Ce court portrait rappelle sans doute celui du Jonathan Ames-protagoniste de la série : ce n’est pas un hasard. L’entreprise de J. Ames (celui de chair et d’os) semble être toute entière tournée vers l’ambiguïté, le fait de semer le trouble quant à la distinction entre éléments autobiographiques et fiction. C’est une stratégie d’ambiguïté que l’écrivain veut similaire, devant la série, à celle qu’on a parfois à la lecture, lisant un roman autobiographique ou une autofiction. Avec la série, l’expérience de transposition de ce sentiment à l’écran serait une première – en tout cas à ce point, avec l’identité des noms notamment.
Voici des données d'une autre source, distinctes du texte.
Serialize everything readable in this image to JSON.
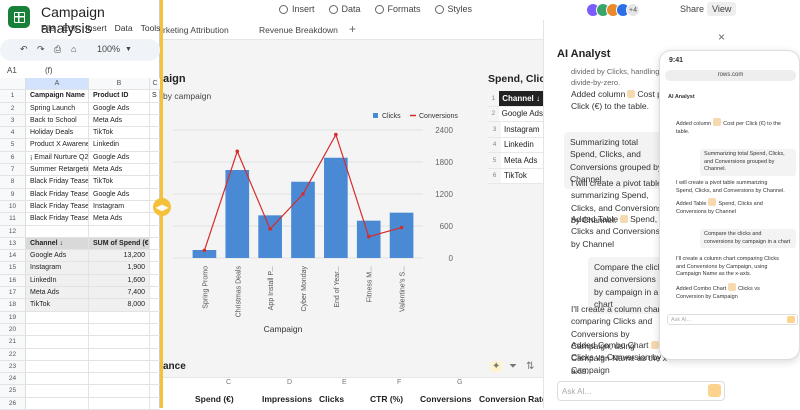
{
  "app": {
    "menu": [
      "Insert",
      "Data",
      "Formats",
      "Styles"
    ],
    "avatar_more": "+4",
    "share": "Share",
    "view": "View",
    "tabs": [
      "rketing Attribution",
      "Revenue Breakdown",
      "+"
    ]
  },
  "chart": {
    "title": "aign",
    "subtitle": "by campaign"
  },
  "chart_data": {
    "type": "bar",
    "categories": [
      "Spring Promo",
      "Christmas Deals",
      "App Install P...",
      "Cyber Monday",
      "End of Year...",
      "Fitness M...",
      "Valentine's S..."
    ],
    "series": [
      {
        "name": "Clicks",
        "type": "bar",
        "values": [
          150,
          1650,
          800,
          1430,
          1880,
          700,
          850
        ]
      },
      {
        "name": "Conversions",
        "type": "line",
        "values": [
          25,
          350,
          95,
          210,
          405,
          70,
          100
        ]
      }
    ],
    "left_axis_ticks": [],
    "right_axis_ticks": [
      "2400",
      "1800",
      "1200",
      "600",
      "0"
    ],
    "right_ylim": [
      0,
      2400
    ],
    "xlabel": "Campaign",
    "legend_position": "top-right",
    "colors": {
      "clicks": "#4a8ad4",
      "conversions": "#d62b2b"
    }
  },
  "pivot": {
    "title": "Spend, Clic",
    "rows": [
      {
        "n": "1",
        "v": "Channel ↓"
      },
      {
        "n": "2",
        "v": "Google Ads"
      },
      {
        "n": "3",
        "v": "Instagram"
      },
      {
        "n": "4",
        "v": "Linkedin"
      },
      {
        "n": "5",
        "v": "Meta Ads"
      },
      {
        "n": "6",
        "v": "TikTok"
      }
    ]
  },
  "bottom": {
    "section_title": "ance",
    "letters": [
      "C",
      "D",
      "E",
      "F",
      "G"
    ],
    "headers": [
      "Spend (€)",
      "Impressions",
      "Clicks",
      "CTR (%)",
      "Conversions",
      "Conversion Rate ("
    ]
  },
  "ai": {
    "title": "AI Analyst",
    "close": "×",
    "msg1": "divided by Clicks, handling divide-by-zero.",
    "msg1b_pre": "Added column",
    "msg1b_post": "Cost per Click (€) to the table.",
    "user1": "Summarizing total Spend, Clicks, and Conversions grouped by Channel.",
    "msg2": "I will create a pivot table summarizing Spend, Clicks, and Conversions by Channel.",
    "msg2b_pre": "Added Table",
    "msg2b_post": "Spend, Clicks and Conversions by Channel",
    "user2": "Compare the clicks and conversions by campaign in a chart",
    "msg3": "I'll create a column chart comparing Clicks and Conversions by Campaign, using Campaign Name as the x-axis.",
    "msg3b_pre": "Added Combo Chart",
    "msg3b_post": "Clicks vs Conversion by Campaign",
    "placeholder": "Ask AI..."
  },
  "phone": {
    "time": "9:41",
    "url": "rows.com",
    "head": "AI Analyst",
    "placeholder": "Ask AI..."
  },
  "sheet": {
    "title": "Campaign analysis",
    "menu": [
      "File",
      "Edit",
      "Insert",
      "Data",
      "Tools"
    ],
    "zoom": "100%",
    "namebox": "A1",
    "fx": "(f)",
    "col_headers": [
      "A",
      "B",
      "C"
    ],
    "rows": [
      {
        "n": "1",
        "a": "Campaign Name",
        "b": "Product ID",
        "c": "S",
        "kind": "hdr"
      },
      {
        "n": "2",
        "a": "Spring Launch",
        "b": "Google Ads",
        "c": ""
      },
      {
        "n": "3",
        "a": "Back to School",
        "b": "Meta Ads",
        "c": ""
      },
      {
        "n": "4",
        "a": "Holiday Deals",
        "b": "TikTok",
        "c": ""
      },
      {
        "n": "5",
        "a": "Product X Awareness",
        "b": "Linkedin",
        "c": ""
      },
      {
        "n": "6",
        "a": "¡ Email Nurture Q2",
        "b": "Google Ads",
        "c": ""
      },
      {
        "n": "7",
        "a": "Summer Retargeting",
        "b": "Meta Ads",
        "c": ""
      },
      {
        "n": "8",
        "a": "Black Friday Tease",
        "b": "TikTok",
        "c": ""
      },
      {
        "n": "9",
        "a": "Black Friday Tease",
        "b": "Google Ads",
        "c": ""
      },
      {
        "n": "10",
        "a": "Black Friday Tease",
        "b": "Instagram",
        "c": ""
      },
      {
        "n": "11",
        "a": "Black Friday Tease",
        "b": "Meta Ads",
        "c": ""
      },
      {
        "n": "12",
        "a": "",
        "b": "",
        "c": ""
      },
      {
        "n": "13",
        "a": "Channel ↓",
        "b": "SUM of Spend (€)",
        "c": "",
        "kind": "ph"
      },
      {
        "n": "14",
        "a": "Google Ads",
        "b": "13,200",
        "c": "",
        "kind": "pv"
      },
      {
        "n": "15",
        "a": "Instagram",
        "b": "1,900",
        "c": "",
        "kind": "pv"
      },
      {
        "n": "16",
        "a": "LinkedIn",
        "b": "1,600",
        "c": "",
        "kind": "pv"
      },
      {
        "n": "17",
        "a": "Meta Ads",
        "b": "7,400",
        "c": "",
        "kind": "pv"
      },
      {
        "n": "18",
        "a": "TikTok",
        "b": "8,000",
        "c": "",
        "kind": "pv"
      },
      {
        "n": "19",
        "a": "",
        "b": "",
        "c": ""
      },
      {
        "n": "20",
        "a": "",
        "b": "",
        "c": ""
      },
      {
        "n": "21",
        "a": "",
        "b": "",
        "c": ""
      },
      {
        "n": "22",
        "a": "",
        "b": "",
        "c": ""
      },
      {
        "n": "23",
        "a": "",
        "b": "",
        "c": ""
      },
      {
        "n": "24",
        "a": "",
        "b": "",
        "c": ""
      },
      {
        "n": "25",
        "a": "",
        "b": "",
        "c": ""
      },
      {
        "n": "26",
        "a": "",
        "b": "",
        "c": ""
      }
    ]
  }
}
Là où l’affaire devient plus intéressante que strictement anecdotique, c’est quand on compare les épisodes de la première saison de cette série au roman graphique The Alcoholic, dont le protagoniste porte sobrement le nom de… Jonathan A.
Bref topo sur la série : elle s’ouvre quand le protagoniste se fait larguer par sa belle. Motif : le romancier, en panne d’inspiration pour l’écriture de son deuxième roman, partage son temps entre herbe et vin blanc. Le trentenaire, désœuvré et désormais célibataire, met une annonce sur craigslist pour jouer les détectives privés. Chaque épisode est grosso modo centré sur une de ses enquêtes au propos souvent cocasse (par exemple : récupérer le skate d’un enfant que des gamins du quartier lui ont piqué).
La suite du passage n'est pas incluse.